Today Gray’s daughter is six, his son three. He’s been married for seven years, since a ceremony performed by his former boss, retired Assemblyman John Vasconcellos.
It was in Vasconcellos’ office where Gray’s career started as a 19 year-old intern attending community college. Gray grew up in Los Altos, becoming politically active as a teenager concerned about issues like homelessness and the Iran-Contra affair.
There days Vasconcellos describes Gray “bright” and “thorough.” “He really knows the building,” Vasconcellos said.
Though he came in a little wet-behind-the-ears, according to Vasconcellos telling, he quickly matured. Gray later joined his staff fulltime, only leaving in 2004 when Vasconcellos’ four-decade career ended in the Senate due to term limits.
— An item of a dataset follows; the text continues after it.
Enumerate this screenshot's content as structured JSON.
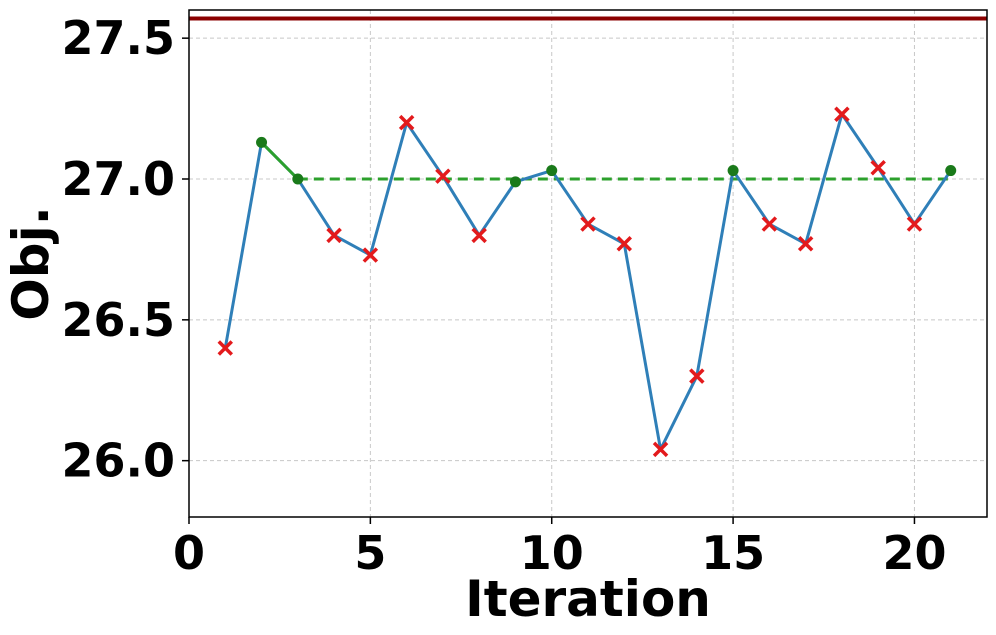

Gray moved over to the lobbying side, founding the firm Capitol Alliance, now run with David Warren. Besides his short tenure with the Free Speech Alliance, he has representing the Association of Club Executives, a group that speaks for strip clubs, for several years. He said he’s motivated by a concern for free speech, a case he will make to voters.
“Everyone deserves to have input in a democratic process, and clearly I don’t shy away from facing the tough issues or standing my ground,” Gray said. “I took an oath to protect and defend the Constitution. That’s what I do.”